Already a hour into our window of opportunity, we have no product to ship. The CEO is hand-watercolouring the sign. The only employee had to be wooed away from solving puzzles. It is left to the investors (me and @jsgf) to juice the lemons and buy plastic cups.

Later:

Lemonade stand

nerdcore family values

Jeremy and I have been watching Altogether Too Much Archer, with the result that every now and then one of us will shout:

“DANGERZONE!!!”

Yesterday before camp, Julia piled all the cushions and blankets on the living room floor and rolled around on them, crying: “I am in the comfy zone!”

I said: “You’re going to have to get out of your comfort zone.”

Claire said: “And into the DANGERZONE!!!”

watching avatar, the last airbender

Claire: In real life there would be tons more benders. There would be over a hundred benders.

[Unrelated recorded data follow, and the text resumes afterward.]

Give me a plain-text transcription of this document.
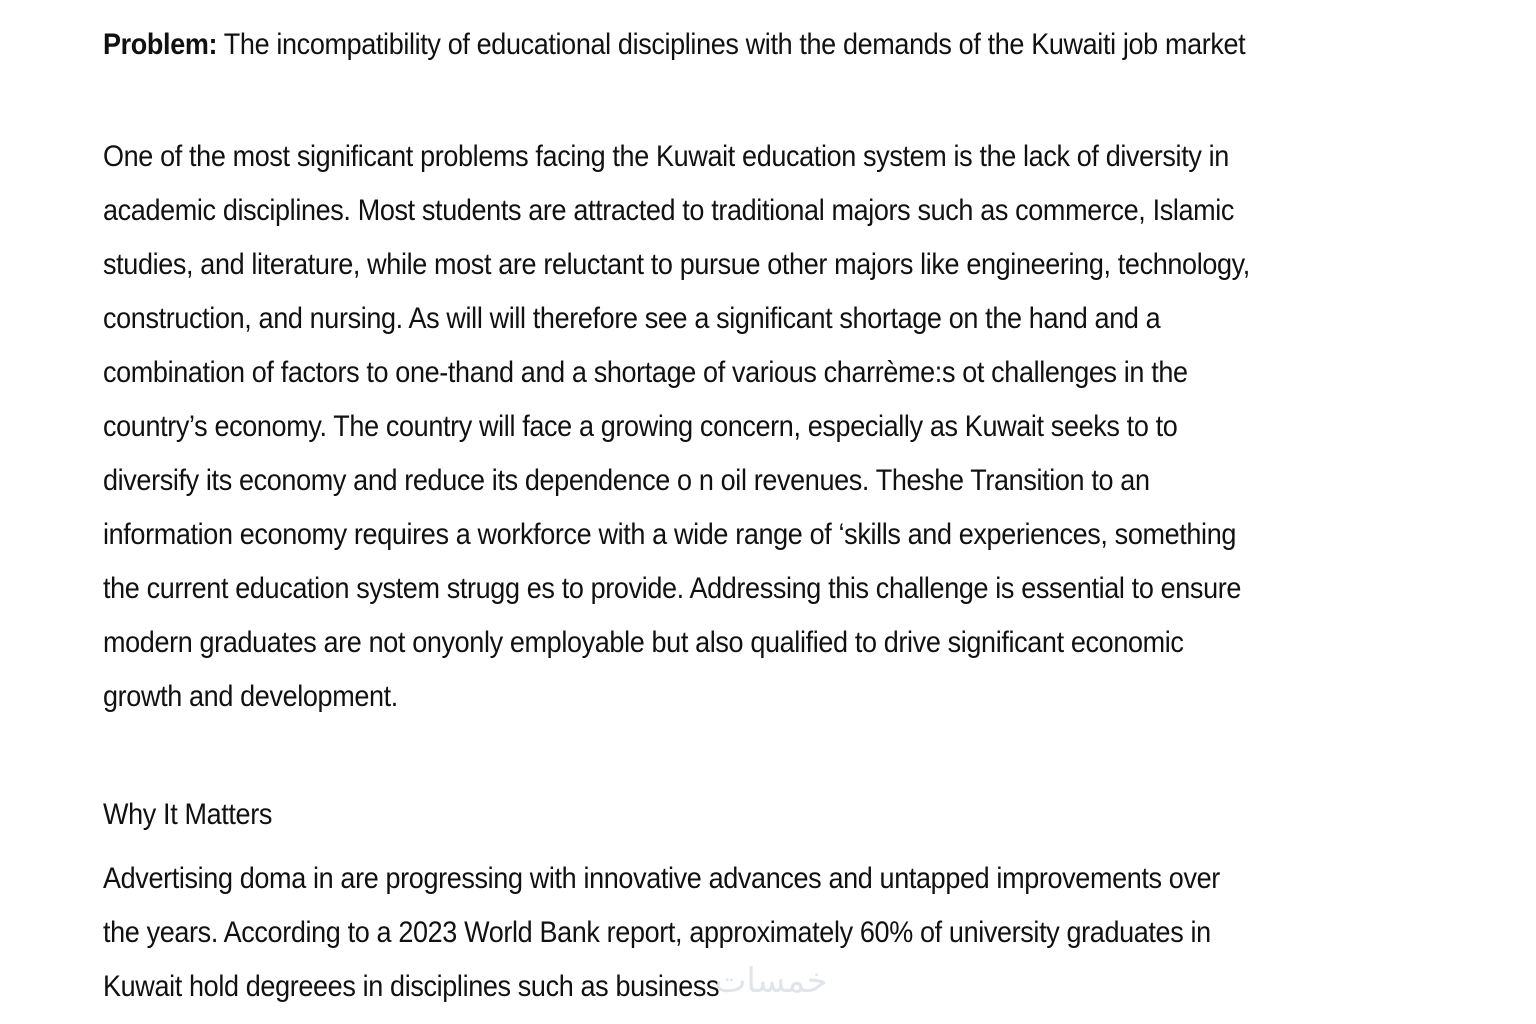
Problem: The incompatibility of educational disciplines with the demands of the Kuwaiti job market

One of the most significant problems facing the Kuwait education system is the lack of diversity in academic disciplines. Most students are attracted to traditional majors such as commerce, Islamic studies, and literature, while most are reluctant to pursue other majors like engineering, technology, construction, and nursing. As will will therefore see a significant shortage on the hand and a combination of factors to one-thand and a shortage of various charrème:s ot challenges in the country’s economy. The country will face a growing concern, especially as Kuwait seeks to to diversify its economy and reduce its dependence o n oil revenues. Theshe Transition to an information economy requires a workforce with a wide range of ‘skills and experiences, something the current education system strugg es to provide. Addressing this challenge is essential to ensure modern graduates are not onyonly employable but also qualified to drive significant economic growth and development.

Why It Matters

Advertising doma in are progressing with innovative advances and untapped improvements over the years. According to a 2023 World Bank report, approximately 60% of university graduates in Kuwait hold degreees in disciplines such as business

خمسات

Jeremy: Technically it’s using “element” in a different sense.

Rachel: No! I’m with Claire! I wanna be a uranium bender!

Jeremy: I’d be a tungsten bender.

the children make their own dinner

We have a rice cooker – we bought it after the first Cambridge trip, when a rice cooker saved our lives – and last night I’d shown Claire how to make a cup of white rice with a pinch of salt, a glug of olive oil and a cinnamon stick.

There were leftover sausages, which Claire cut up.

Julia made Julia Salad:

A grated carrot
Corn kernels
Torn-up nori

Julia has a glass of milk, Claire is drinking mineral water and I am kicking back with a cold Marlborough sauvignon blanc. It’s a beautiful evening, the door’s open to the terrace, the Daleks are on the telly and all’s right with the world.